Little Encouragements

*Sigh*.  Graduation.  All my highschool life, I've waited and worked for this- to be able to breathe, relax, call it over.  I'm sitting here on the bed watching raindrops bounce off of the flowers in the garden below my open window.  I can finally afford to chill out a bit and just take it all in.  I love the rain, I love the breeze through open windows, and I love hot vanilla tea.  I also love to be able to enjoy those things without the constant feeling of stress weighing me down.  I feel the need to share the phrase that has been repeating itself in my head like a mantra since I heard it.  But first, I need to tell the story.
It was December 18th.  I was working an annual Christmas Tea catering job, and everything was going wrong.  We ran out of dishes, the tea from the boiler was cold and we couldn't figure out why, things were misplaced, and a few carefully counted finger sandwiches had been dropped on the floor, rendering them useless and us sandwich-less.  The hundred-and-some tea-goers were getting antsy, and therefore somewhat rude to us.  Fast-forward two hours.  The guests had left, the dishes were being collected from the tables, and we had somehow managed to keep everyone satisfied and a teacup never ran empty.  How the three of us had managed it, I will never know.  But as we were exhaustedly (and somewhat deliriously) washing lipstick-stained teacups, the manager of the venue paid us a visit in the kitchen.  She had been in a few other times to check on us and offer help, but staying professional, we had politely declined and said that we were just fine.  During this particular visit, however, she asked us how we had managed with so many mishaps.  After relating the whole story and the things we had used to make-do, she smiled a small smile and said just a few simple words to us that I will never forget.  "See," she said, pouring herself a cup of leftover tea, "it's never as bad as you think."

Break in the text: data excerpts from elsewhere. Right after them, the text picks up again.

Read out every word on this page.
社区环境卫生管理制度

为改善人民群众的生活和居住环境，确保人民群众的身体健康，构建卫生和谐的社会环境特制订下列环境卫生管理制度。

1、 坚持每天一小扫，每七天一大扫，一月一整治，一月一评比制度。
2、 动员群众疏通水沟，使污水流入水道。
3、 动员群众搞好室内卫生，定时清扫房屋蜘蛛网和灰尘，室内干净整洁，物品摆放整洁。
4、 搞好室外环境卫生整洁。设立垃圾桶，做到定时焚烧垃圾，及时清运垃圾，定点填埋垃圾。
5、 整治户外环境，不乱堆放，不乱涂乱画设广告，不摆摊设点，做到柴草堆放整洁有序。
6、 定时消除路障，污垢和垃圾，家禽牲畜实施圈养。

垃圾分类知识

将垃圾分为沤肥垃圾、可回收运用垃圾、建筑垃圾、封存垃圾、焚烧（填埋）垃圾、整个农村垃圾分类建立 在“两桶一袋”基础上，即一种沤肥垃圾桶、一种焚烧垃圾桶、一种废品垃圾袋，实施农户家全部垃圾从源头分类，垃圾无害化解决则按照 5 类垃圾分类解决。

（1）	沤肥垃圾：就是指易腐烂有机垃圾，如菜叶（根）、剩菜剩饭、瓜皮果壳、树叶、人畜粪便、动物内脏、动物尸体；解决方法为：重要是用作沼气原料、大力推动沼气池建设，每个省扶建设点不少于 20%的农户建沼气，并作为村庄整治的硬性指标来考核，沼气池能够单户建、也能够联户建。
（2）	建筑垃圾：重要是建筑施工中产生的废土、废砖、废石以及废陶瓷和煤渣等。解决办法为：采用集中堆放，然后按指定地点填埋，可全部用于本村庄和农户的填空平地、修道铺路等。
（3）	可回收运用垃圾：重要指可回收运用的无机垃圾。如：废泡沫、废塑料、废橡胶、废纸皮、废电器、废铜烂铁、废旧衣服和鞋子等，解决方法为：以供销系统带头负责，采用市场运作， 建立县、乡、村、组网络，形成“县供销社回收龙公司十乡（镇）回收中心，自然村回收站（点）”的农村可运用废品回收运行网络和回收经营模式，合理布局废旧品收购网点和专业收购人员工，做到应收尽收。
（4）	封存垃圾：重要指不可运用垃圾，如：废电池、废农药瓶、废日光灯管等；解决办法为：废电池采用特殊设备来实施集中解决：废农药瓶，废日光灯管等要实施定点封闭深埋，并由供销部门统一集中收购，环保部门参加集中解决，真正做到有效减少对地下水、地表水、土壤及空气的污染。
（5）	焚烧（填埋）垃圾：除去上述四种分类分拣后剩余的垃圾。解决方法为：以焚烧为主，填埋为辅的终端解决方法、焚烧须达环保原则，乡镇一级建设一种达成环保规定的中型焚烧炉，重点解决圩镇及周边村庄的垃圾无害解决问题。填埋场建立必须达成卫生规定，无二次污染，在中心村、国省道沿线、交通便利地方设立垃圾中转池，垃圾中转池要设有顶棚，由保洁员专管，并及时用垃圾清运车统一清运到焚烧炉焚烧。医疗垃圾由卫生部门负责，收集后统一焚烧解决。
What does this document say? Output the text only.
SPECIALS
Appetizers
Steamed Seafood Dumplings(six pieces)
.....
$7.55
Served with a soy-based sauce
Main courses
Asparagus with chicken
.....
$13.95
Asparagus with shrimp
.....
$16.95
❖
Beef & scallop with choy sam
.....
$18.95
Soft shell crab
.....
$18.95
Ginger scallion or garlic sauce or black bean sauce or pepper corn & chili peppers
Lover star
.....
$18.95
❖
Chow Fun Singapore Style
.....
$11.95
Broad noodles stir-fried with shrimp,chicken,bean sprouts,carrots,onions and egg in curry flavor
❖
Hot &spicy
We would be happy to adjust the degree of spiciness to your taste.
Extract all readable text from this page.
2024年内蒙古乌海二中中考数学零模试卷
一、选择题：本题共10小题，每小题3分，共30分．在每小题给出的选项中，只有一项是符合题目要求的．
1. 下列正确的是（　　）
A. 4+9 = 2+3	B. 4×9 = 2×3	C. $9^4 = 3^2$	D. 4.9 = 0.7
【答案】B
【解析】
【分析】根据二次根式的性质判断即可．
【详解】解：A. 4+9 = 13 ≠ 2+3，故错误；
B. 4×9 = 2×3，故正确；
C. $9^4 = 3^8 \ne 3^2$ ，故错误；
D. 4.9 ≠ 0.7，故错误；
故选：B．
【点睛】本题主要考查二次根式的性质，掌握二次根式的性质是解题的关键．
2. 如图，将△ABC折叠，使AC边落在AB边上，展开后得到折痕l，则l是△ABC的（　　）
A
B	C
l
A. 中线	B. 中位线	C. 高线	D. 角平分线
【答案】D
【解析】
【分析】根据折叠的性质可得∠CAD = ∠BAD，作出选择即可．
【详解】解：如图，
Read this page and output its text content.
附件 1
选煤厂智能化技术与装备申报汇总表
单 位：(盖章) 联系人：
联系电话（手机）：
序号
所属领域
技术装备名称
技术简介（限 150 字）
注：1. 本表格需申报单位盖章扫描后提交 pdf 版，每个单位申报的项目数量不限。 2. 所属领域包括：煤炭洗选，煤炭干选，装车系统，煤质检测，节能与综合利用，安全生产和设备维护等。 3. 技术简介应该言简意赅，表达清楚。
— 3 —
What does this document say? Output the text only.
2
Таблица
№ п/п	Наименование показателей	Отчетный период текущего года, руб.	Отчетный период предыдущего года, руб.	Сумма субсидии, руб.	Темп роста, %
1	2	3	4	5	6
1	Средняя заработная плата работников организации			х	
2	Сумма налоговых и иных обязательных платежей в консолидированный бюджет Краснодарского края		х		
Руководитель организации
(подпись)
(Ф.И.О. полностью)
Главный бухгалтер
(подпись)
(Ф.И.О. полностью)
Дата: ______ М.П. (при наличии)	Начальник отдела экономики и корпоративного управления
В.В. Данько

Those words have rung in my ears since December 18th and have become a motto for me.  During this schoolyear I have been so stressed, and it seems that a majority of the days have been days just like December 18th- when everything seems to be going wrong, and nobody can understand why I'm so frantic.  However, the profound little phrase that Mary said to us in the kitchen that night has struck a chord with me and comforted me whenever I feel like it can't possibly be any worse.  I just convince myself that its not as bad as I think, and someday, in retrospect, I will realize that that phrase couldn't be more true.
That day has finally come.  I'm down to the last sip of my vanilla tea, the rain has slowed to a slight drizzle, and the breeze that's dancing through my open window smells like fresh earth.  I'm in that state of retrospect now, and I see that it was indeed, not as bad as I thought.